From: JG at graytrainpix <graytrainpix_@_hotmail.com>
Subject: (erielack) Freight Trains Today

I was watching the PBS Newshour on Thursday night getting a fix on the stuff 
going on in Iran, and they ran an interesting report about NIMBY reactions 
to the CN takeover of the EJ&E.  Not that NIMBY is anything new or unique 
these days, but the report had some interesting footage of CN and BNSF 
trains around Chicagoland.  No real EL relevance, other than the tangential 
fact that the former EL/EJE/GT diamond in Griffith, Ind. will be an 
important connection point in CN's plan to keep freights away from downtown 
by using the EJE.

However, the train shots in this report made me ponder another reason why I 
miss the EL so much (and you probably do too).  The action footage basically 
showed three kinds of freights:  coal/hopper runs, double-stack intermodal 
runs, and mixed freights consisting mainly of large tank cars.  That could 
cover perhaps 80% of freight traffic these days.  Back in the 60s and 70s, 
it seemed like every freight run was different and distinctive; 90 had its 
big auto parts cars (and stock cars, if you go back to the early 60s), TC2 / 
BC2 had a lot of 40 foot boxcars (paper from Canada) and maybe some 
autoracks for Jersey City, 74 had reefers, 100 had the boxcar block ahead of 
its TOFC, PO98 would be a mix of anything and everything, CS9 and PN98 might 
have some cement covered hoppers . . .  and of course we had three types of 
cabeese to watch for at the tail end, versus a blinking FRED today.
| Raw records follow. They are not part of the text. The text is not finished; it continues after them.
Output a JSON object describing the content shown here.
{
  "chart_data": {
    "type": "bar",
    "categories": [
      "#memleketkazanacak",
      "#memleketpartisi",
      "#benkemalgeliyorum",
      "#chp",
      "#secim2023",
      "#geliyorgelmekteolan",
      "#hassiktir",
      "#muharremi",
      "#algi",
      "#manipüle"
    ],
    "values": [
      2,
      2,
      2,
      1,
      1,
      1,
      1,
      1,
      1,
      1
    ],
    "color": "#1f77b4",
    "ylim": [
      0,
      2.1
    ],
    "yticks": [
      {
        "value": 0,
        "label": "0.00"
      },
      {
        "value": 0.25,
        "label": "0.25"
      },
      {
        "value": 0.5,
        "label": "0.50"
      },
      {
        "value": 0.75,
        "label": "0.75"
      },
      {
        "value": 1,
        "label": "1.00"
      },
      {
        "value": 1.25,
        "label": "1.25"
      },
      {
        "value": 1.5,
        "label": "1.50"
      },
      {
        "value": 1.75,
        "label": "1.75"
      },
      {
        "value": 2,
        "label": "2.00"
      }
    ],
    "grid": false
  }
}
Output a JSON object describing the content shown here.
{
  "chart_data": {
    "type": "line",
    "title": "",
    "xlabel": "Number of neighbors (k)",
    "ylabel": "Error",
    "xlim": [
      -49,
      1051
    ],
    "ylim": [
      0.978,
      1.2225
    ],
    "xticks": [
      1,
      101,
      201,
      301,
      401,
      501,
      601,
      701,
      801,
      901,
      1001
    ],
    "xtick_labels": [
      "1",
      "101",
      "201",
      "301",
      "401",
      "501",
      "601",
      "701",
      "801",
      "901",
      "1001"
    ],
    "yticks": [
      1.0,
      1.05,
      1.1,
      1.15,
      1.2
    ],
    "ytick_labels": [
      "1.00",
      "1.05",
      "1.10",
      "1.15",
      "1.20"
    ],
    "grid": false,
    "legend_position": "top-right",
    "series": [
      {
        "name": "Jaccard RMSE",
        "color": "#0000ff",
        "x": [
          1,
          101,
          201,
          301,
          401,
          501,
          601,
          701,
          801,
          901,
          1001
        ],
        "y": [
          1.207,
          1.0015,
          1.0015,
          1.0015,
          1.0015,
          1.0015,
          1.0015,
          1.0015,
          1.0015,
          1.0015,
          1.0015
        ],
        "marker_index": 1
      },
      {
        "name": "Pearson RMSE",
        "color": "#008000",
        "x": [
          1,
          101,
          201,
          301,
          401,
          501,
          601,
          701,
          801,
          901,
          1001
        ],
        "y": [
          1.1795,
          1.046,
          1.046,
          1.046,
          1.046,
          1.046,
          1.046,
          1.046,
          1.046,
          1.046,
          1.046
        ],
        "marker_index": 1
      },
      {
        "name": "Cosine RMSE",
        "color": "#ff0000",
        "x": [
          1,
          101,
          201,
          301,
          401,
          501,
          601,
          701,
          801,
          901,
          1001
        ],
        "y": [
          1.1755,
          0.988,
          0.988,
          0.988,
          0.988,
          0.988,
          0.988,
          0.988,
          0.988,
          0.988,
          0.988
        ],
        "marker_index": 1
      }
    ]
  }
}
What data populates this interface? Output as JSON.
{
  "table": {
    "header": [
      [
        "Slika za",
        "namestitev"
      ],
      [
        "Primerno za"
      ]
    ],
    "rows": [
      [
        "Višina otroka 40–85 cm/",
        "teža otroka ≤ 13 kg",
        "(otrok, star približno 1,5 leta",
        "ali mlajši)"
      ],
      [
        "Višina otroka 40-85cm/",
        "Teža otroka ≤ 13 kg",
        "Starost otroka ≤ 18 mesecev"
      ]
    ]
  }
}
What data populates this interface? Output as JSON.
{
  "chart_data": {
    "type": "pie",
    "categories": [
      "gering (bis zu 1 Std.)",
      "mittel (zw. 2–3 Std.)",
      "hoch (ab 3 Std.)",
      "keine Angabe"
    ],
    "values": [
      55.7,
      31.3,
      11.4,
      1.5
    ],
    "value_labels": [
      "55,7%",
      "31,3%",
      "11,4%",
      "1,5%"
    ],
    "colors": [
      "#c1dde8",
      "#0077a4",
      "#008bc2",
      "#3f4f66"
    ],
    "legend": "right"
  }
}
You had a lot more variety in freight car consists, with all the fallen 
flags still flying.  Even the intermodal runs had a variety of interesting 
trailers from both RR's and trucking companies (of course, the UPS trains 
could be a bit monotonous).  Throw in the locals, the coal trains, switchers 
puttering around with a few cars in urban settings, work trains, and it was 
never boring -- at least when the trains were running.  Today, freight 
density is quite high on the remaining main lines, but variety is quite low.